Es ist ein ganz seltenes Buch, das der Lychatz-Verlag hier vorlegt. Es ist das Buch einer Begegnung und einer Gemeinsamkeit. Was etwas anderes ist als Einheit. Die kann man auch durch einen Verwaltungsakt herstellen. Gemeinsamkeiten aber muss man suchen und wahrnehmen wollen. Deshalb ist auch einer wie Heinrich Peuckmann eine kleine Ausnahme.

Er hat den deutschen Osten nicht wie eine Kolonie bereist, wie das andere gern taten und bis heute tun und sich dann jedes Mal geschmeichelt fühlen, wenn die ostdeutschen Aboriginis ihnen Beifall zollen für ihren Wagemut und ihre Spendierhosen. Peuckmann hat sich den Osten nicht aus dem Elfenbeinturm heraus angeschaut, sondern hat nach Verwandten geschaut, Geistesverwandten. Menschen, deren Welt-Haltung (was etwas anderes ist als ein Standpunkt) ihm nahe waren. Was eigentlich selbstverständlich sein sollte. Aber nicht immer ist.

Dieses Buch ist im Grunde eine Hommage an zwei Männer, die Peuckmann als Freunde und Geistesverwandte für sich entdeckt hat. Der eine ist der 2012 verstorbene Lyriker Heinz Kahlau, dessen sehr konkrete, sachliche und zugleich sinnliche Gedichte auch Peuckmanns Art zu dichten nahe ist. Der andere ist der Hallenser Maler Willi Sitte, der in der DDR-Kunst mit seinen eindrucksvollen Akt-Malereien für Aufsehen sorgte. Dass er aber auch die kleinen Formate beherrscht, zeigen die diesem Gedichtband beigegebenen Grafiken, an deren Auswahl der im Juni 2013 verstorbene Künstler noch beteiligt war.
Es sind nachdenkliche Grafiken, Grafiken, wie man sie eher von Leipziger Grüblern wie Mattheuer oder Tübke erwartet hätte. Manche greifen die politische Entwicklung der Welt mit kritischem Blick auf – so schon die 1984 geschaffene Grafik, die Goyas “Schlaf der Vernunft” für die Gegenwart übersetzt, aber auch die 2001 entstandene Grafik “Herr Mittelmaß als Feigling”. Aber noch auffälliger sind die intensiven Beschäftigungen des Künstlers mit sich und dem Älterwerden – dargestellt etwa in dem Grafik-Zyklus “Dialog” oder der Grafik von 1999 “Drei Frauen verweigern sich dem Paris”. Das kann man ganz individuell interpretieren – und Paris steht dann mit seinem Apfel recht ratlos in der Gegend herum. Das kann man auch auf eine Gesellschaft interpretieren, die sich der Liebe oder nur dem Liebesakt verweigert. Wo alles käuflich wird, bleibt die Verweigerung als letzte persönliche Geste.
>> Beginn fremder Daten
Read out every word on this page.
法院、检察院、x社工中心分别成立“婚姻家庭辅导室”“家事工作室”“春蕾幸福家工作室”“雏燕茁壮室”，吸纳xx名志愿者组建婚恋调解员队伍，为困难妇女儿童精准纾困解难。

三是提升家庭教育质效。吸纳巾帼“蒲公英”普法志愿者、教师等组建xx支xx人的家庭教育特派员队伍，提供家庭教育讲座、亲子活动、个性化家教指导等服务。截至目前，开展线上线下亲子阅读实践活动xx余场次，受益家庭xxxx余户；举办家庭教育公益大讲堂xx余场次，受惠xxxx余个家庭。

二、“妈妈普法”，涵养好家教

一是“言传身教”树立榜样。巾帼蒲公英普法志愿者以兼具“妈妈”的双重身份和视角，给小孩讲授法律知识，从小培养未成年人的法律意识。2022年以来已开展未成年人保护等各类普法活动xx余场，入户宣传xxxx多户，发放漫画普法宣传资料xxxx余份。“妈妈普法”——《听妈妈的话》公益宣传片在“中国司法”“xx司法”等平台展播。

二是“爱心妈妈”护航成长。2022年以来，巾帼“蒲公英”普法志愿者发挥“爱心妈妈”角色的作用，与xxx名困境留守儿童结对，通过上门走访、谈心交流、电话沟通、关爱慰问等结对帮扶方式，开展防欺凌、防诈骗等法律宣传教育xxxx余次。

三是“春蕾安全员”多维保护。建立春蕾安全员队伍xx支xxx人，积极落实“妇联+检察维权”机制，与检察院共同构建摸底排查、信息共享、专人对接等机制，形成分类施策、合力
Dass von Peuckmann das Gedicht “Bloß nicht” daneben steht, ist kein Zufall. Darin geht es um das nie endende Geschwätz der Boulevard-Medien über das Liebesleben all der berühmt geschriebenen Prominenten und Sternchen, erhöht in all seiner Banalität. Das, was vor Zeiten mal Dorfklatsch alter Tratschweiber war, geriert sich heute als gesellschaftliche Berichterstattung. Und Peuckmann – selbst nun 64 Jahre alt – reflektiert das mit immer neuer Verblüffung. Da kennen ihn Leute aus irgendeiner Zeitung, quatschen ihn an, interessieren sich aber nicht die Spur für seine Gedichte. Da begegnet ihm eine Frau, die ihm gefällt. Doch statt mit ihm zu sprechen, zündet sie sich eine Zigarette an und tippt hektisch Nachrichten auf ihrem Handy. Kommunikation findet nicht mehr statt.

Aber wie Sitte macht sich Peuckmann zunehmend Gedanken über das Vergängliche. Es gibt einige Gedichte, in denen er diese wachen und verwirrenden Momente einfängt, in denen das Blühen und Vergehen ringsum den Augenblick vergoldet und wichtig macht. Bemerkenswert. Ganz wie bei Kahlau. Es gibt aber auch einen ganzen Gedichtzyklus, der sich mit Peuckmanns Herkunft aus dem Ruhrpott beschäftigt. Bis in die Vorgeschichte hinein, von der “Roten Ruhrarmee 1920” bis zur Geschichte seiner eigenen Vorfahren im NS-Reich, die vom Verweigern bis zum Mitmachen reichte. Ein Thema, das dann wieder mit einer Sitte-Grafik gespiegelt wird: “Anschauungssache”. Doch der nackte Mann” auf Sittes Grafik von 1993 schaut nicht an, sondern hält sich die Augen zu.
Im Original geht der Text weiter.